POLEMICA
No lleva ni un día colocado el monumento frente a Palacio de Gobierno, que ya desapareció el sombrero y el machete del generalísimo, publicó Pablo Arista, un usuario digital aportando como prueba una foto de la estatua de Emiliano Zapata enseñando cabellera, mano y rostro despojado de su legendario bigote. Los comentarios arremetieron con acostumbrada verborrea en contra de la imperdonable delincuencia, de la ineficacia gubernamental, sin olvidar mencionar la falta de vergüenza por haberse apropiado partes de la estatua simbólica, haciendo la recomendación de buscar los mencionados objetos de bronce en las casas de empeño del centro de la ciudad.
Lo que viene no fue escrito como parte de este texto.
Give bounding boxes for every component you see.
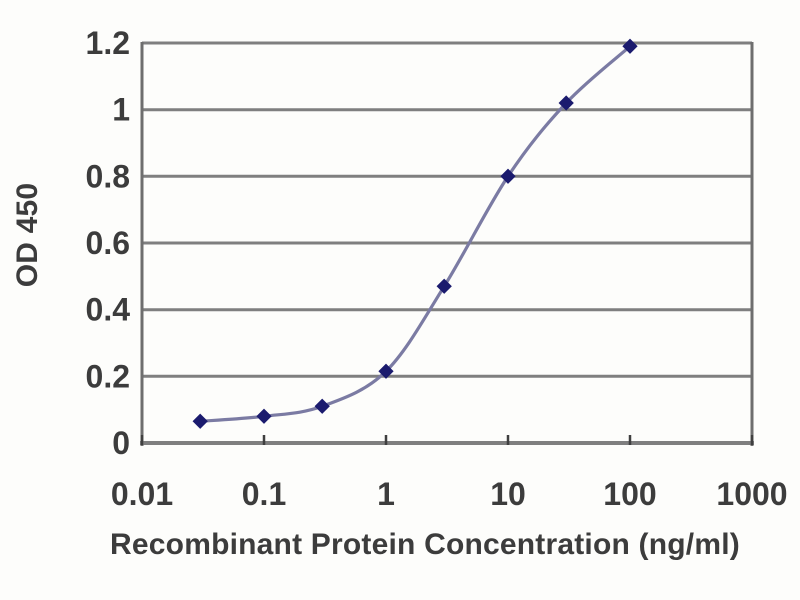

Horas después, Pablo quedó sorprendido esperando la perspicacia de sus lectores. Algunos aseguraron que el delito se había perpetrado por la mañana, puesto que al pasar frente al monumento unas horas antes, la estatua lucía intacta. Lo más cercano a la verdad, fue la intervención digital que preguntaba si las partes de la estatua de cinco toneladas estaban pegadas. Lo cierto es que nadie felicitó al autor de la foto por su talento de fotomontaje.
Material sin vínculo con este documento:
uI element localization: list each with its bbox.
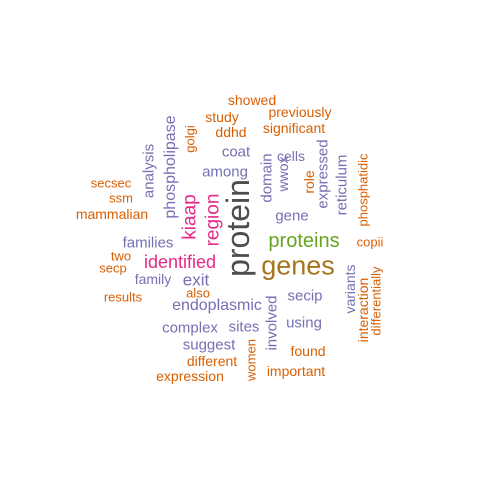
word-results: results bbox=[103, 289, 143, 305]
word-protein: protein bbox=[220, 179, 256, 277]
word-role: role bbox=[301, 170, 317, 194]
word-study: study bbox=[205, 109, 239, 125]
word-previously: previously bbox=[268, 104, 332, 120]
word-expressed: expressed bbox=[314, 139, 332, 209]
word-mammalian: mammalian bbox=[75, 206, 149, 222]
word-showed: showed bbox=[227, 92, 277, 108]
word-endoplasmic: endoplasmic bbox=[172, 297, 262, 314]
word-sites: sites bbox=[228, 318, 260, 336]
word-involved: involved bbox=[263, 295, 281, 351]
word-ssm: ssm bbox=[109, 190, 133, 206]
word-coat: coat bbox=[221, 143, 251, 161]
word-domain: domain bbox=[258, 153, 276, 203]
word-identified: identified bbox=[143, 252, 217, 272]
word-genes: genes bbox=[261, 250, 335, 281]
word-cells: cells bbox=[276, 148, 306, 164]
word-reticulum: reticulum bbox=[333, 154, 351, 216]
word-proteins: proteins bbox=[268, 230, 340, 252]
word-copii: copii bbox=[356, 234, 384, 250]
word-two: two bbox=[110, 248, 132, 264]
word-complex: complex bbox=[162, 319, 218, 337]
word-phosphatidic: phosphatidic bbox=[355, 153, 371, 227]
word-golgi: golgi bbox=[182, 125, 198, 153]
word-using: using bbox=[286, 314, 322, 332]
word-among: among bbox=[202, 163, 248, 181]
word-expression: expression bbox=[156, 368, 224, 384]
word-wwox: wwox bbox=[275, 156, 291, 192]
word-families: families bbox=[122, 234, 174, 252]
word-differentially: differentially bbox=[368, 266, 384, 336]
word-significant: significant bbox=[262, 120, 326, 136]
word-gene: gene bbox=[275, 207, 309, 225]
word-secip: secip bbox=[287, 287, 323, 305]
word-analysis: analysis bbox=[140, 143, 158, 199]
word-secsec: secsec bbox=[90, 175, 132, 191]
word-exit: exit bbox=[182, 270, 210, 290]
word-ddhd: ddhd bbox=[215, 124, 247, 140]
word-different: different bbox=[186, 353, 238, 369]
word-phospholipase: phospholipase bbox=[162, 115, 179, 219]
word-suggest: suggest bbox=[182, 336, 236, 354]
word-family: family bbox=[134, 271, 172, 287]
word-also: also bbox=[186, 285, 210, 301]
word-secp: secp bbox=[99, 260, 127, 276]
word-important: important bbox=[266, 363, 326, 379]
word-kiaap: kiaap bbox=[179, 194, 201, 240]
word-found: found bbox=[290, 343, 326, 359]
word-women: women bbox=[243, 339, 259, 381]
A Pablo, siempre le fascinó la historia del Caudillo del Sur. Prestó atención desde joven a las andanzas históricas de Emiliano. Leyó varios libros sobre el tema y aunque con el paso del tiempo no se convirtió en historiador, sino en periodista con especialidad en fotografía, se acercó, más recientemente, A la historia de su versión esculpida debido el número inusual de mudanzas realizadas posteriormente a su instalación en la entrada norte de Cuernavaca, prevista para ser permanente como se estila en el caso de las obras escultóricas. Durante cuatro décadas, Zapata, en su cabalgata inmortalizada, miró en dirección del norte, dirigiéndose hacia la capital del país, respetando el sentido histórico de la entrada triunfal a la Ciudad de México. Durante un año, fue resguardado en un lugar secreto mientras se construía el distribuidor vial, creando una serie de rumores e indignación en torno al paradero de una estatua que, además de su simbolismo, estaba hecha de bronce cuyo peso ascendía a cinco toneladas. De pronto regresó a Buenavista, cercado por los tramos de cemento y sin poder lastimar ningún coche o conductor con su machete. No fue así para las vidas que cobró el distribuidor vial. Mudado nuevamente siete años después por decisión futbolística, fue instalado a un lado del libramiento, con la mirada puesta durante siete años más hacia Cuautla. Salió del olvido para ocupar ahora un lugar preponderante en el zócalo, justo enfrente del Palacio de Gobierno, la mirada anclada hacia el norte.
Un destino permanente, al menos que el futuro contradiga las razones que motivaron la instalación muy reciente de la estatua ecuestre. Por lo pronto, nuestro irreverente experto en arreglos fotográficos, Pablo Arista, anunció ahora el robo del caballo de Zapata y está pensando en organizar una exposición con sus inventos fotográficos, a menos que se decida en escribir un libro sobre las historias que acompañaron los traslados de la estatua de bronce, o diseñar llaveros metálicos para el turismo que vendrá a posar frente a Zapata para publicar en sus redes sociales que pasó un fin de semana o una temporada más larga en la ciudad de la eterna primavera.
Nota: Los sucesos y personajes retratados en esta historia son ficticios. Cualquier parecido con personas vivas o muertas, o con hechos actuales, del pasado o del futuro es coincidencia, o tal vez no tanto. Lo único cierto es que no existe manera de saberlo y que además no tiene la menor importancia. Creer o no creer es responsabilidad de los lectores.